Сев рядом, миссис Клавдия приподняла ей голову и увидела, что Мери вся горит. Ласковая и деликатная, она вела себя так, словно приходилась девочке старшей сестрой, и старалась, как могла, помочь ей, смягчить ее душевные и телесные страдания.
Когда вожатый Синдии принес несколько раздобытых им прекрасных лимонов, с душистой и сочной мякотью, женщина выдавила немного сока девочке в рот. Та прошептала слова благодарности и вдруг, лишившись сознания, забормотала лихорадочно.
Капитан в это время находился с Патриком, пытаясь подбодрить его. Мальчик крепился изо всех сил, борясь со слезами, но в конце концов не выдержал и разрыдался.
– Я, наверное, кажусь вам глупым… – произнес он сдавленным голосом. – Мы все потеряли… Перенесли невероятные страдания… И у меня еще хватает слез, чтобы оплакивать мою собаку… моего бедного Боба… последнего оставшегося у нас верного друга. Он ехал с нами в поезде и, должно быть, погиб.
– О нет, дорогое дитя, я вовсе не нахожу вас глупым… и даже смешным, – ответил капитан, которого тронула доброта мальчика. – Не всякий способен так любить животных!
Мальчика поддержал и Мариус:
– Из-за этого пса у васей дуси повисли паруса, мой юный друг. Ну так вот сто я вам скажу… Я, старый морской волк, белугой ревел, когда у моего маленького приятеля Пабло, сироты-кубинца, сдох пес!
Патрик проникся к моряку-провансальцу, проявившему столь горячее участие, искренней симпатией.

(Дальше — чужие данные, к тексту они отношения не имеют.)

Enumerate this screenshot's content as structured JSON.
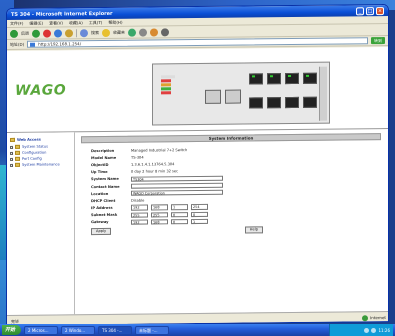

– И потом, кто знает, мозет быть, он есе отысется, – заметил Мариус, задумчиво покачивая головой.
– О да! Вы так думаете? – с надеждой спросил мальчик.

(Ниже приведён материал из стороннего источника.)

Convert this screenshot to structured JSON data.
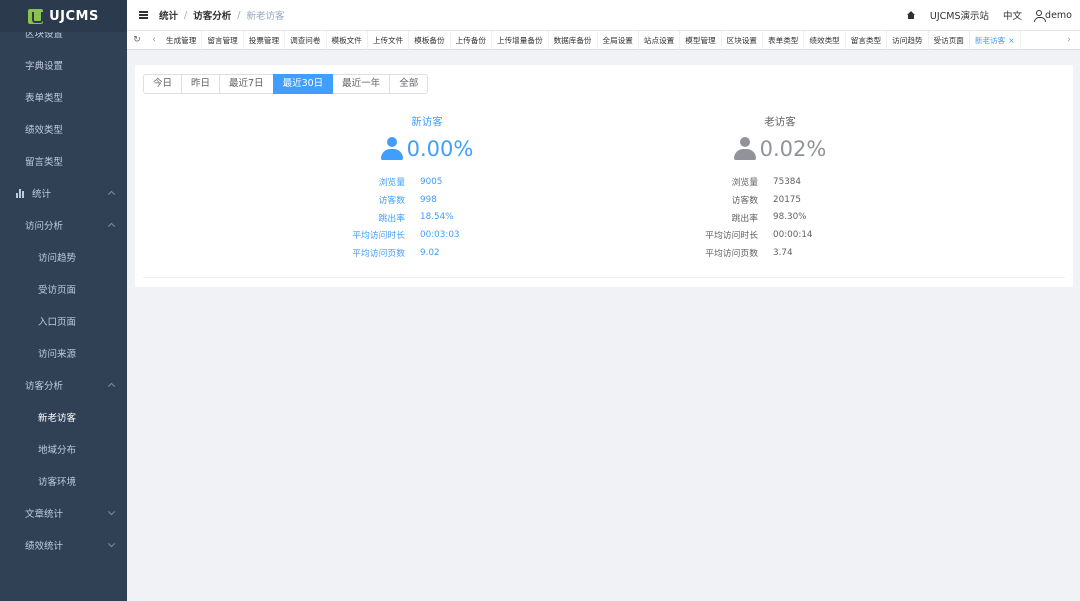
{
  "app": {
    "name": "UJCMS"
  },
  "sidebar": {
    "items": [
      {
        "label": "区块设置",
        "level": "l1"
      },
      {
        "label": "字典设置",
        "level": "l1"
      },
      {
        "label": "表单类型",
        "level": "l1"
      },
      {
        "label": "绩效类型",
        "level": "l1"
      },
      {
        "label": "留言类型",
        "level": "l1"
      },
      {
        "label": "统计",
        "level": "top",
        "arrow": "up",
        "icon": "bar-chart-icon"
      },
      {
        "label": "访问分析",
        "level": "l2",
        "arrow": "up"
      },
      {
        "label": "访问趋势",
        "level": "l3"
      },
      {
        "label": "受访页面",
        "level": "l3"
      },
      {
        "label": "入口页面",
        "level": "l3"
      },
      {
        "label": "访问来源",
        "level": "l3"
      },
      {
        "label": "访客分析",
        "level": "l2",
        "arrow": "up"
      },
      {
        "label": "新老访客",
        "level": "l3",
        "active": true
      },
      {
        "label": "地域分布",
        "level": "l3"
      },
      {
        "label": "访客环境",
        "level": "l3"
      },
      {
        "label": "文章统计",
        "level": "l2",
        "arrow": "down"
      },
      {
        "label": "绩效统计",
        "level": "l2",
        "arrow": "down"
      }
    ]
  },
  "header": {
    "breadcrumb": [
      "统计",
      "访客分析",
      "新老访客"
    ],
    "site": "UJCMS演示站",
    "lang": "中文",
    "user": "demo"
  },
  "tabs": {
    "items": [
      "生成管理",
      "留言管理",
      "投票管理",
      "调查问卷",
      "模板文件",
      "上传文件",
      "模板备份",
      "上传备份",
      "上传增量备份",
      "数据库备份",
      "全局设置",
      "站点设置",
      "模型管理",
      "区块设置",
      "表单类型",
      "绩效类型",
      "留言类型",
      "访问趋势",
      "受访页面",
      "新老访客"
    ],
    "active_index": 19,
    "close_glyph": "×",
    "refresh_glyph": "↻",
    "prev_glyph": "‹",
    "next_glyph": "›"
  },
  "filters": {
    "options": [
      "今日",
      "昨日",
      "最近7日",
      "最近30日",
      "最近一年",
      "全部"
    ],
    "active_index": 3
  },
  "new_visitor": {
    "title": "新访客",
    "percent": "0.00%",
    "stats": [
      {
        "label": "浏览量",
        "value": "9005"
      },
      {
        "label": "访客数",
        "value": "998"
      },
      {
        "label": "跳出率",
        "value": "18.54%"
      },
      {
        "label": "平均访问时长",
        "value": "00:03:03"
      },
      {
        "label": "平均访问页数",
        "value": "9.02"
      }
    ]
  },
  "old_visitor": {
    "title": "老访客",
    "percent": "0.02%",
    "stats": [
      {
        "label": "浏览量",
        "value": "75384"
      },
      {
        "label": "访客数",
        "value": "20175"
      },
      {
        "label": "跳出率",
        "value": "98.30%"
      },
      {
        "label": "平均访问时长",
        "value": "00:00:14"
      },
      {
        "label": "平均访问页数",
        "value": "3.74"
      }
    ]
  },
  "colors": {
    "sidebar": "#304156",
    "accent": "#409eff",
    "muted": "#909399"
  }
}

Патрик только теперь смог как следует рассмотреть своих друзей – людей добрых, энергичных и отважных. Хотя восточные наряды выглядели на них очень естественно, мальчик очень быстро понял, что никакие они не индусы. Их манера говорить по-английски указывала вполне определенно на то, что они не были и подданными ее величества королевы.

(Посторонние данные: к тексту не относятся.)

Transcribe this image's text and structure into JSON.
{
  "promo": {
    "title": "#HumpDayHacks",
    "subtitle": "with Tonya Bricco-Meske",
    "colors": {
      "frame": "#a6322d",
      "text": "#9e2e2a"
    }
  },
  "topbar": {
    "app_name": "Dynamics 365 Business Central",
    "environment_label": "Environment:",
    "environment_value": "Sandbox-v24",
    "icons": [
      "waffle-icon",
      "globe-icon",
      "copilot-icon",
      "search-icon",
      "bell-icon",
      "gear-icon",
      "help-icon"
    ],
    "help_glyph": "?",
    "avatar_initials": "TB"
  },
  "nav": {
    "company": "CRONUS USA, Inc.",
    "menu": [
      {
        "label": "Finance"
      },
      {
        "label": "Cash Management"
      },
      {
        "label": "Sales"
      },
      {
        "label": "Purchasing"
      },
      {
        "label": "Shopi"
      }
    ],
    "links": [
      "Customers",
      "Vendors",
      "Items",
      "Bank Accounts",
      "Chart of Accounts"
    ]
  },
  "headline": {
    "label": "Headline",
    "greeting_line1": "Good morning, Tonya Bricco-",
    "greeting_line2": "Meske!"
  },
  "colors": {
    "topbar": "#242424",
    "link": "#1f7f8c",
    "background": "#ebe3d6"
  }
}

Сердце ребенка, измученного неожиданными и так упорно преследовавшими его несчастьями, преисполнилось любовью и благодарностью к ним. Лишь факир, в котором Патрик сразу узнал чистокровного индуса, внушал ему отвращение и некоторый ужас. А тот внешне держался очень сдержанно, даже холодно, хотя наверняка в жилах его, под бронзовой кожей, билась горячая кровь. Он, казалось, избегал не только какого-либо общения с детьми, но даже их взгляда, и явно чувствовал себя в их присутствии весьма неловко, хотя и сам участвовал в их спасении. Между детьми майора и этим таинственным человеком сразу же возникло какое-то отчуждение, и все трое решили, что оно непреодолимо и побороть его невозможно.
Но капитан с женой и оба моряка ничего этого не замечали.
Покоренный благородством, добротой, обаянием и внешностью капитана и безыскусным добродушием Мариуса, Патрик рассказал им вкратце всю свою историю, о выпавших на их долю злоключениях, мытарствах и надеждах на будущее.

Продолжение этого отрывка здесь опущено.